Editor’s Note: A week after the killing of a land-defender, the Governer of Georgia has signed an executive order to prepare national guards for protests against police brutality. Georgia has one of the highest incarceration rates in US. The protestors were defending a forest that was ordered to be cut down to build a “Cop City.” The protestors had set up camps and treehouses, which were being demolished by the cops before Tortuguita, the land-defender was shot. While the police claim that the victim had first attacked the police, it remains disputed by other demonstrators.
As a resistance gets more effective, the powerful use all means necessary to crush the resistance. Police crackdown is one of those tactics. Some activists, regardless of their dedication, may not be in a position to bear it for one reason or another. There will be others who are prepared to be on the frontline. Good organizing includes preparing the frontliners for any anticipated events.
While the move comes after law enforcement in Georgia killed a “Cop City” protester, one official said it is a “purely precautionary” measure before the anticipated release of video footage from an arrest in Tennessee.
By Jessica Corbett/Common Dreams
Republican Georgia Gov. Brian Kemp on Thursday signed an executive order declaring a state of emergency through at least February 9 that will enable him to deploy up to 1,000 National Guard troops “as necessary.”
The order follows protests in Atlanta after 26-year-old forest defender Manuel “Tortuguita” Teran was shot dead last week during a multi-agency raid on an encampment to oppose construction of Cop City, a nearby law enforcement training center. The Georgia Bureau of Investigation (GBI), which is investigating the case, has said Teran was killed after he shot and wounded a state trooper.
While the order begins by stating that “protests turned violent in downtown Atlanta” last Saturday, The Atlanta Journal-Constitution reported that Kemp’s aides signaled that the move was not about the Cop City demonstrations but rather in anticipation of any potential response to video footage from Memphis, Tennessee showing the arrest of Black motorist Tyre Nichols.
As Common Dreams reported earlier Thursday, five fired Memphis cops were charged with second-degree murder and other crimes related to Nichols’ death. Footage of the 29-year-old’s arrest is expected to be released sometime after 6:00 pm local time on Friday.

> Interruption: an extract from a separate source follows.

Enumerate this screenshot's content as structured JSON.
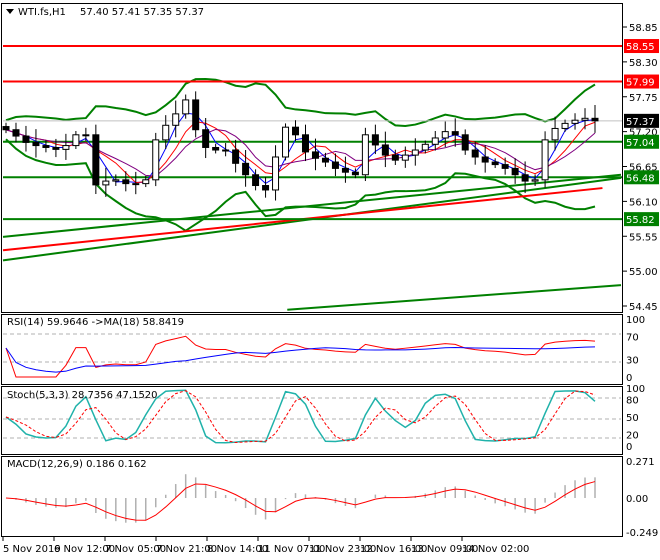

“We understand the executive order is purely precautionary based on possible unrest following the release of the videos from Memphis,” an official in Georgia with direct knowledge of the situation told the AJC. “There are no immediate intentions to deploy the guard.”
The Atlanta Police Department also mentioned the Memphis case in a statement Thursday:
We are closely monitoring the events in Memphis and are prepared to support peaceful protests in our city. We understand and share in the outrage surrounding the death of Tyre Nichols. Police officers are expected to conduct themselves in a compassionate, competent, and constitutional manner and these officers failed Tyre, their communities, and their profession. We ask that demonstrations be safe and peaceful.
In a series of tweets Thursday, the Atlanta Community Press Collective named several people killed by law enforcement in recent years and suggested that Kemp’s order is about “trying to instill fear in anyone who stands up against police brutality.”
Meanwhile, national groups and progressive lawmakers have echoed local demands for an independent probe in Teran’s case.
The Georgia Bureau of Investigation has highlighted that it is separate from the Georgia State Patrol and said that GBI “is conducting an independent investigation,” after which it will “turn the investigative file over to the prosecutor.” The agency noted Wednesday that DeKalb County District Attorney Sherry Boston has recused herself from the case so a special prosecutor will be assigned.
Some have pushed back against the “police narrative” that the “corporate media has ran away with” for Teran’s case, as forest defender Kamau Franklin told Democracy Now! last week, adding that “we find it less than likely that the police version of events is what really happened.”
“And that’s why we’re calling for an independent investigation, not one that’s done by the Georgia Bureau of Investigation, not one that’s done by any federal authority, but a complete independent investigation,” Franklin said, “because that’s the only way we’re going to know what really happened.”
Featured image by Levi Meir Clancy via Unsplash
Cops are the army of the rich and make war on anyone who challenges the rich or threatens their property. As disgusting as this one-of-many police murders is, it’s not at all unusual or unexpected. This society is rotten to the core, and this is just another symptom of that rot.
Really disgusting. No words. There was a time part of me thought police were there to protect ordinary people from crime. Well, police never protect people from corporate crime or government crime, and it turns out that they give preferential service to the rich and influential when it comes to dealing with other crimes. Also the sociopaths in their ranks aren’t beyond bullying ordinary people who are peacefully going about their business, and misogyny and racism are rife in police ranks, probably above population average as bullies are attracted to positions of power.